Think of it this way.  If your house is a hog, it’s probably because it leaks like a sieve.  You can’t just take a couple tubes of silicon and slop it on some windows.  I know what I don’t know, and I know there are a boat load of places for infiltration/exfiltration to occur and like life in the commercial and industrial world, if you want results, you need to hire somebody who knows what they are doing.  I’ll pay a guy $500 to do it right before using a buffoon for free, any day.

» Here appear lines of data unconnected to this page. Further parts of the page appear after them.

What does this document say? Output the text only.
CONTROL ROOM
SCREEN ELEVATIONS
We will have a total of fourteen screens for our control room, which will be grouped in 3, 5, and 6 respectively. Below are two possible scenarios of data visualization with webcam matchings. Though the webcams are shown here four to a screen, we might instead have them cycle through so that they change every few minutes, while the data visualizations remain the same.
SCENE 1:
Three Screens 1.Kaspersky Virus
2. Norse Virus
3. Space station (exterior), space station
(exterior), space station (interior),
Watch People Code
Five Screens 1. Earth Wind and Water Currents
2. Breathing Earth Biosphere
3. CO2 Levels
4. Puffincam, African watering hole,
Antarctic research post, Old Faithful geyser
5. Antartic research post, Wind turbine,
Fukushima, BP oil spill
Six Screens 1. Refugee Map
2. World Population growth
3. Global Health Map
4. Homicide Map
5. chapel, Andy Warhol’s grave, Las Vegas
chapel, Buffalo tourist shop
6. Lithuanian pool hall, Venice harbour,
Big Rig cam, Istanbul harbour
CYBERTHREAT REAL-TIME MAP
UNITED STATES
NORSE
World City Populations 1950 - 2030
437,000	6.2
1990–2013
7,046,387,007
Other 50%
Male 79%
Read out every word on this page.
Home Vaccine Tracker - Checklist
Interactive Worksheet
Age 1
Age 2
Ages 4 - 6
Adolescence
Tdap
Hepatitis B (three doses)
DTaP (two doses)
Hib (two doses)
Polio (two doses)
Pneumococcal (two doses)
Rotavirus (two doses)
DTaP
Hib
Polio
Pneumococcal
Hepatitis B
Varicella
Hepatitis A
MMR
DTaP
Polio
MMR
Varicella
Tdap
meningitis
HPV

NOTE: This is not a solicitation to weatherize my house.


Wall Street Journal readers responded to the source article from last week’s column.

Commenting on the letters, the National Resources Defense Council guy projects avoidance of 300 large power plants and $12 billion in annual savings.  In an Energy Brief a couple years ago, I projected 156 large power plants (500 MW apiece) and $9 billion in savings.  Close enough for hand grenades but I’m guessing he’s a little heavy on the power plants.  Is there diversity figured into his numbers?

Osram, a German company is retooling one of its American plants to manufacture efficient lighting.  Meanwhile, General Electric is whining that it has to close its last lighting plant in the U.S.  Jeffrey Imelt is a terrible CEO for GE.  General Electric used to be an entrepreneurial innovative company under Jack Welch.  Now it is a company in search of markets for status quo products and services, and government handouts.  If you don’t innovate you die in the private sector.  It matters not what you do.

One guy argues CFLs will require more heating energy consumption.  Yawn.  Fuel oil would be cheaper heat and if incandescent bulbs are such a great source of heat, what about summertime?  The electrical engineer makes good points that CFLs are not as bright as advertised.  We’ve always recommended CFLs at 33% the power, as opposed to 25%, of the incandescent being swapped out.  This is essentially the next size larger CFL than “recommended” in the business.

Another guy plays the mercury card.  Yawn.  I dismissed that fallacy in the same Brief.